Он был явно смущен своим новым положением – в хорошем смысле слова.
Когда мы выходили из автобуса, я шепнула ему:
– Только не чувствуй себя виноватым, Ри Ран! Ты такой… такой замечательный!
В ответ Ри Ран чуть слышно вздохнул:
– Женя, красавица моя! Как же мне с тобой хорошо…
Нам предстоял пикник в горах Мэхян. Чжон Ок заранее запаслась всем необходимым. Продукты для пикника она приобрела по дороге – в магазине, который почему-то (не иначе, как «для конспирации»!) назывался «Цветы». Корейская земля в этот все еще почти по-летнему теплый день была неповторимо красива – как бы стараясь показать мне себя во всей красе, чтобы я никогда ее не забывала…

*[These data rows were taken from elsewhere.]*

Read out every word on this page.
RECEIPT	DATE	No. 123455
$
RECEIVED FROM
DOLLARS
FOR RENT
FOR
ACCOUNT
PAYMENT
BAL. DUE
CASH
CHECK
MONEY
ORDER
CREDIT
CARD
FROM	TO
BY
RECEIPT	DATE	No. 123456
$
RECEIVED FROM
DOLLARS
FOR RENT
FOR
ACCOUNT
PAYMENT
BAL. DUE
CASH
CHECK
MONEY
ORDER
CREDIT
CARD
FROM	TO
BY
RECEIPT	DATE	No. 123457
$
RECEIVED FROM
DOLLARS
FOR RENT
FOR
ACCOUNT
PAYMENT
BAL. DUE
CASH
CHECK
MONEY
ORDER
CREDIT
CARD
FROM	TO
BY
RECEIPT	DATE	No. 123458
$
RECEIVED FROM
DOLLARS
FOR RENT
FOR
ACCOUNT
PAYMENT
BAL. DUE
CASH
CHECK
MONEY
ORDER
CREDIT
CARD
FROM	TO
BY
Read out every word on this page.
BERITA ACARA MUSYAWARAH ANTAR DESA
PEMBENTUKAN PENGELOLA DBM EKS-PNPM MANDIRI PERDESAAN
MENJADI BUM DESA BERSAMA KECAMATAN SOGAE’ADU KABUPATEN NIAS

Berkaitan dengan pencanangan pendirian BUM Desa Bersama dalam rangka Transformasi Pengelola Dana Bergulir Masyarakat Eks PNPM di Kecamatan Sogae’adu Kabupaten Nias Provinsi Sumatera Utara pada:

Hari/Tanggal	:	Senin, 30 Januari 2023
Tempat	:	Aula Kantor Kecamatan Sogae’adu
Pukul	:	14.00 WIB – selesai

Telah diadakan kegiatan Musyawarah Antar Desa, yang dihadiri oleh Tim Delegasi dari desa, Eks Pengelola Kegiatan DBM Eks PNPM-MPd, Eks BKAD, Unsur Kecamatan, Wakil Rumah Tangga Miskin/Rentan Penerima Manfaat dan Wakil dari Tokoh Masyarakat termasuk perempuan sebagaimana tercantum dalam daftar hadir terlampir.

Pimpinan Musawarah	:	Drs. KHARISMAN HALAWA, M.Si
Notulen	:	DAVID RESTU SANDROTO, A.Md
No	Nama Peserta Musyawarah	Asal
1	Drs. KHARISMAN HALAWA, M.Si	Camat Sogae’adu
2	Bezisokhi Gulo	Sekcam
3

Название «Мэхян» означает в переводе нечто вроде «причудливый и душистый». И действительно, воздух здесь оказался необыкновенно ароматным, а от пейзажа просто захватывало дух! Здесь только кино снимать!
У подьезда к этим горам утопает в зелени здание местной гостиницы, похожее на подмосковный мотель «Солнечный», построенный к московской Олимпиаде.
А у самого подножья гор находится Выставка дружбы между народами. Вот как описывает это великолепное произведение корейской архитектуры, построенное в 1978 году, туристский путеводитель: «Здание – не деревянное, но снаружи кажется будто оно точно сложено из древесины. В нем нет ни одного окна, но кажется, что есть и окна. Под углами стрех звенят колокольчики, колыхаясь на ветру»
Подарки руководителям страны расположены на этой выставке по залам в географической последовательности. Среди советских и российских подарков было и несколько сделанных в моем родном городе. Как отрадно было видеть их так далеко от дома!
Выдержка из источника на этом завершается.